Equilivest
A wearable robotic vest that delivers vibrotactile biofeedback to post-stroke patients, helping them recover dynamic walking balance through iterative neurorehabilitation protocols.
Project Overview
Equilivest is a smart wearable device that reads inertial data from IMU sensors embedded in a vest and delivers timely vibrotactile stimulation to guide the wearer’s postural correction. The system was developed with stroke survivors in mind — a population that frequently retains chronic balance deficits after discharge from acute care.
Three therapeutic approaches are under investigation: Artificial Vestibular Feedback, Gait Pacemaker, and Risk-Predictor (fall anticipation). The project integrates signal processing, embedded firmware, EEG-based intention detection, and clinical validation.
| Field | Medical Robotics / Neurorehabilitation / Wearable Systems |
| Technologies | IoRT, IMU, EEG, BCI, vibrotactile actuation |
| Clinical target | Post-stroke patients with residual walking balance disorders |
| Status | Active — EEG intention-detection stage underway |
| Publication | arXiv 2301.06528 · IROS 2022 Workshop on Assistive Robotic Systems |
Scope
The project is structured in three successive stages:
- Stage 1 — Design and fabricate the vest; embed IMU sensors and vibrotactile actuators; test the core clinical hypothesis on dynamic balance feedback.
- Stage 2 — Build a reliable fall-risk predictor from inertial and gait signals; integrate real-time risk assessment into the feedback loop.
- Stage 3 — Read EEG signals to detect the patient’s motor intention before movement initiation, closing the loop between neural intent and assistive stimulation.
Milestones
- Concept & clinical framing — Patient surveys and caregiver interviews shaped three therapeutic strategies: Artificial Vestibular Feedback, Gait Pacemaker, and Risk-Predictor.
- First vest prototype — IMU sensing + vibrotactile feedback hardware integrated into a wearable garment; initial bench tests completed.
- IROS 2022 Workshop presentation — Work presented at the Assistive Robotic Systems for Human Balancing and Walking workshop at IROS 2022.
- arXiv publication (January 2023) — Full system description and methodology published as arXiv:2301.06528.
- Clinical hypothesis testing — Early-stage patient trials to validate the vestibular feedback concept in a rehabilitation setting.
- Fall predictor development (ongoing) — Machine learning pipeline on IMU/gait signals for real-time fall-risk estimation.

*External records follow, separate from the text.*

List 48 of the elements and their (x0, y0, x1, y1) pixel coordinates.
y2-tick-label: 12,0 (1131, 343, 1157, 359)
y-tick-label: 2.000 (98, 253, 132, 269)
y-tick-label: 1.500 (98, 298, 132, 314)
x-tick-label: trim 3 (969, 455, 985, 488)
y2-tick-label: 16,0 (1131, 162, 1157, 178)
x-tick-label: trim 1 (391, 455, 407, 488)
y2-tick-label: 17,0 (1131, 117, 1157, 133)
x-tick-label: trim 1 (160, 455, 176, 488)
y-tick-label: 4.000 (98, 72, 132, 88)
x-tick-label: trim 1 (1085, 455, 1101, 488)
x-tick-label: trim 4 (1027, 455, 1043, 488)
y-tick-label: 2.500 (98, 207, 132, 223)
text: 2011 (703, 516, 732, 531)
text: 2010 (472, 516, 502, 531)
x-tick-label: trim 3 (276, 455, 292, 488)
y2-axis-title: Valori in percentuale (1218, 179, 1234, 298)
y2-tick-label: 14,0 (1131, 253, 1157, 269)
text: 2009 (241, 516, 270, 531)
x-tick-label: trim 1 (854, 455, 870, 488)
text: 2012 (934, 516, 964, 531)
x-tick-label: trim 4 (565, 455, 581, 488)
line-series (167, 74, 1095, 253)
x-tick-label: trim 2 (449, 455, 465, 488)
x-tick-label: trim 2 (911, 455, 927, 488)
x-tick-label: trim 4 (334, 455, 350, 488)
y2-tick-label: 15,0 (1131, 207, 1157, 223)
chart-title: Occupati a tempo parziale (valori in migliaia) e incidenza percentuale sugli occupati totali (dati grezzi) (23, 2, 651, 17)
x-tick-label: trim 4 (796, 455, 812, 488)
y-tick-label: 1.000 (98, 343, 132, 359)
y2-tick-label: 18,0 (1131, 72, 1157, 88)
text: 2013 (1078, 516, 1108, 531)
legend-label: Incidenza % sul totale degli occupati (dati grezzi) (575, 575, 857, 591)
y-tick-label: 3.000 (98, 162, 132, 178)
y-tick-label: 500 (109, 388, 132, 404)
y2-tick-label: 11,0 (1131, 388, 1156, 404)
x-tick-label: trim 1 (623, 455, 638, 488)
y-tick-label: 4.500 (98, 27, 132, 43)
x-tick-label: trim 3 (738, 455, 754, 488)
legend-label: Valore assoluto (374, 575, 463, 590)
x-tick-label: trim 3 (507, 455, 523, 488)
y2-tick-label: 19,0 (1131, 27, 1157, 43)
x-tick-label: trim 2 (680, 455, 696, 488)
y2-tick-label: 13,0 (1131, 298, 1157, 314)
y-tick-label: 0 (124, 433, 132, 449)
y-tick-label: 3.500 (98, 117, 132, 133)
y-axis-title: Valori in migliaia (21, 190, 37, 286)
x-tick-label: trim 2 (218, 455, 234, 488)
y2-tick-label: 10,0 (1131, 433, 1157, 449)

- EEG integration (ongoing) — BCI layer to decode movement intention from cortical signals and trigger anticipatory feedback.
- Undergraduate & graduate theses (2023–2025) — Three academic theses completed, covering hardware, firmware, and signal processing aspects.
Contributions
- End-to-end design of the wearable sensing and actuation hardware
- Real-time vibrotactile feedback firmware for embedded targets
- Signal processing pipelines for IMU-based gait and balance analysis
- Clinical protocol design in collaboration with rehabilitation specialists
- Fall-risk prediction models from wearable sensor data
- EEG-based motor intention decoding (BCI layer, Stage 3)
- Peer-reviewed publication at IROS 2022 workshop; arXiv preprint
Collaborators
- Eng. Nicolás Vargas Alice
- Eng. Marina Cristina Perez Gaido
- Tasos Papastylonou — University of Essex, UK
Videos
Publications & Theses
Conference / Preprint
Theses
- BS Thesis 1 — Equilivest: A robotic vest to aid in post-stroke dynamic balance rehabilitation
- BS Thesis 2 — Equilivest: Investigación de modelos de inteligencia artificial para la predicción de caídas
- MS / Graduate Thesis — Predicting Falls using Time Series Data from the Equilivest Device
Updates log
- 2023 — arXiv preprint published (2301.06528); work presented at IROS 2022 Assistive Robotics Workshop.